A couple of weeks ago (before Book 5 was published) I was
planning Book 6: Svalbard. I’ve been making notes on that
since I started writing Book 4, last summer. In fact, the original idea for
that book was a short story featuring Bill and Kim, set the day after Book 3
finishes. The plot, loosely, told of Kim’s journey to the Arctic island, the
discovery of a small group of survivors based around the Millennial Seed Vault,
how they’d survived, and then how they were rescued by Kim, Francois et al.
That was the first half of the book. The second half featured Bill and how he, George, Mary and Sholto tried to forge a functioning democracy out of all the disparate survivors on Anglesey)
I’d been dipping in and out of this story, making notes here
and there, thinking ‘ooh, trapped in an underground vault system - that’d be
good’, and I’d write a few thousand words. Then I’d look at my
photographs of Svalbard, jump back in time and write a scene about how the
inhabitants reacted to the news of the outbreak, then skip forward to the
rescue, then back to the scene with the polar bear, then forward and back and
so on.
(Go on, tell me you don't want to find out what happens to the polar bears.)
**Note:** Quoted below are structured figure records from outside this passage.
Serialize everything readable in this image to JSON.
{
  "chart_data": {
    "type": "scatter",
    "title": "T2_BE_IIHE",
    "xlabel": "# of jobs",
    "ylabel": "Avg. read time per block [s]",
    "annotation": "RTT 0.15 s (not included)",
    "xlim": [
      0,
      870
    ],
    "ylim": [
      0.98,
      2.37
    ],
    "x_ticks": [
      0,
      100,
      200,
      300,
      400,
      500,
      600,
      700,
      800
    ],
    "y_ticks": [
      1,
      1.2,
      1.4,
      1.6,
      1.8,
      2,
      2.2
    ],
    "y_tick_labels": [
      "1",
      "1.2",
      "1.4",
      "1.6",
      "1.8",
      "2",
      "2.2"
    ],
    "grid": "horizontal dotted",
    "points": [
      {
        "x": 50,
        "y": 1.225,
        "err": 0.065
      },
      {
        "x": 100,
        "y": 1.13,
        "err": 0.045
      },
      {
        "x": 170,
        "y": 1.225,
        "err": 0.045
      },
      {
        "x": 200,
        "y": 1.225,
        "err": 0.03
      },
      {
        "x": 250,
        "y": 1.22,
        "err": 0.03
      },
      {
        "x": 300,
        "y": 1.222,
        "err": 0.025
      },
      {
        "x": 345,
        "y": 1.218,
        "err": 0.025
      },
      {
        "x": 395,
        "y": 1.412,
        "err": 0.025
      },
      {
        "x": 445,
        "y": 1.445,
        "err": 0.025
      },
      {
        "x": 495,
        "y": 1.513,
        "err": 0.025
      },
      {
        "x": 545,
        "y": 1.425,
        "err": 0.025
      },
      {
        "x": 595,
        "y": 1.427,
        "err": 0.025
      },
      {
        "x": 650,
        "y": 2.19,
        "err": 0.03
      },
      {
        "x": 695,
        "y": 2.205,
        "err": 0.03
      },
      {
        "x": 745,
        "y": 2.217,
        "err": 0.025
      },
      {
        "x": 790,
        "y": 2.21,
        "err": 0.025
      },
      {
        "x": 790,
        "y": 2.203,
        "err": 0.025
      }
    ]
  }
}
When I came to juggling the notes in to order, I realised I’d
made a couple of colossal errors. First, the whole point of the vault is to be a repository of last resort in case some natural disaster destroys the seed stock of entire country or region. Since these seeds are stored in sub-zero temperatures, no one could survive there from the outbreak until mid
September.
That meant my whole society-in-an-underground-chamber plot
was shelved.
The second problem came pretty quickly when I sat down to
imagine how the small community on Svalbard might have survived. They get their
electricity from a coal power plant, the fuel coming from mines actually on the
island. If the power plant was destroyed, and if they’d kept the seed vault
working by using the oil from the NATO supply dump (as described in Book 4), logically
they would use a ship, moored offshore, as a mobile power plant. That means
that the survivors are all on a boat, with power, and, therefore, safe from the
undead.
Out went my rescue plot, and the 40,000 or so words I’d
planned for this part of the story ended up being trimmed down to 5,000.
That story will be told, but not as Book 6: Svalbard. Which is a shame, because a photo like this would have been perfect as the cover for the book.
The idea will stay, but I
think it will now form the prologue of Book ?: Wedding & War, but then
again, I have just said that you shouldn’t listen to me when I say what’s
coming next.
I am working on something. I hope it will be
finished soon. Until it is (or at least until I’ve got a draft at least 60,000
words long with all the words on the correct pages, if not in the right
sentences), I’m not going to say what.